Кропоткин затаился, но обиду скрыл: был еще его коммунизм, его, кропоткинский, анархический, безбрежный.
— Вы представляете комитет или это ваша личная точка зрения?
— Я не отделяю себя от партии, а вот товарищи анархисты…
— Что — «товарищи анархисты»? — резко спросил Кропоткин. — Страшатся схватки? Чужды жертвенности? Мало в них подвижничества?
— Для них борьба пролетариата — лабораторная работа, Петр Алексеевич. Они экспериментаторы от революции. А рабочие ждут реальной программы, зримой, понятной, осуществимой. Убить исправника и провести экспроприацию не есть революционная работа, это есть игра в бунт. А охранка пользуется этим, вешает ярлык «террориста» на каждого, кто выступает против самодержавия.

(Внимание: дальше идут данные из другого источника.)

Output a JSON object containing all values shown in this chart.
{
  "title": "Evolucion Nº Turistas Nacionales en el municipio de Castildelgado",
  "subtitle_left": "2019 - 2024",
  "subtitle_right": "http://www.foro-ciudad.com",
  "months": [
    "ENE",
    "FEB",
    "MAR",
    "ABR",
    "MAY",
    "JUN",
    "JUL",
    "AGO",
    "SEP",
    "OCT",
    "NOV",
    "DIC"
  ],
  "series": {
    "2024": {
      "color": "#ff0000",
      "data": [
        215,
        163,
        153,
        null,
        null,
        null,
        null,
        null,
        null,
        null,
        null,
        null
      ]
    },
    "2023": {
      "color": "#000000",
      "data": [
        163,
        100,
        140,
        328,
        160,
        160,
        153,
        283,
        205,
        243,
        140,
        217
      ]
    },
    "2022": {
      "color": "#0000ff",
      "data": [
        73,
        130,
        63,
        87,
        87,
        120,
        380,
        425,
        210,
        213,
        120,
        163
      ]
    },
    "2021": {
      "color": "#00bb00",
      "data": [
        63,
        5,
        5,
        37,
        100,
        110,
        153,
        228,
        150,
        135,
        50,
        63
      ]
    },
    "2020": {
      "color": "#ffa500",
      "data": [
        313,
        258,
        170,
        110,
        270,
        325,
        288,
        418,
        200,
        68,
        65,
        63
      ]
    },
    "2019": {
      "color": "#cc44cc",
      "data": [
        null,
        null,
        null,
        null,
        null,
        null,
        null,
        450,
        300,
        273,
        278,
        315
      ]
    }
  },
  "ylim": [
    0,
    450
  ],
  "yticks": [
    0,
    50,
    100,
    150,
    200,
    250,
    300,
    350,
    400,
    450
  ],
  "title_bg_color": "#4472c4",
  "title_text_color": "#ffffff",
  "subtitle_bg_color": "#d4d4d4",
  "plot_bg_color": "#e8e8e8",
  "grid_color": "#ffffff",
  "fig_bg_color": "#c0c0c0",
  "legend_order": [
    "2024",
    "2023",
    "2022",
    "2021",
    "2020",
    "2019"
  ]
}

— Хотите, чтоб все было тихо, аккуратно, по-парламентски?
— По-парламентски хотел бы — но нет, увы, парламента в России. По науке хочу, Петр Алексеевич.
— Наука революции не догма, но именно бунт.
Дзержинский тихо спросил:
— Петр Алексеевич, как вы относитесь к Штирнеру?
Кропоткин такого вопроса не ждал. А вопрос был этот для Дзержинского главным, решающим, поскольку брошюры варшавских «анархистов-коммунистов» изобиловали ссылками именно на Штирнера.
…Иоанн Каспар Шмит родился в Баварии. Жизнь его внешне была неприметной, но тем разительнее являла она ту непреложную для Дзержинского истину, что судить о человеке по опросному листку, по словам родных, соседей, знакомых, врагов и друзей, по устоявшимся мнениям, широко и, казалось бы, напрочно распространенным, никак невозможно, нечестно и, как однажды сказал Юлиан Мархлевский, «барственно». О человеке можно судить, лишь узнав его по-настоящему, и не только в слове произнесенном, но и в деле.
Для Иоанна Каспара Шмита, писавшего под псевдонимом «Штирнер», делом было «слово написанное».
Начав с афоризмов подражательных, тихий учитель женской частной школы в Берлине, неприметный внешне, казавшийся всякому встретившему его каким-то забитым, маленьким, щуплым, провозгласил: «Люди — суть то, чем они могут быть. Чем они могут быть? Конечно, не чем иным, как тем, что они на самом деле есть. Все — суетно: нет истины, права, свободы, человечности и всего прочего, что существовало бы для меня, до моего появления на свет».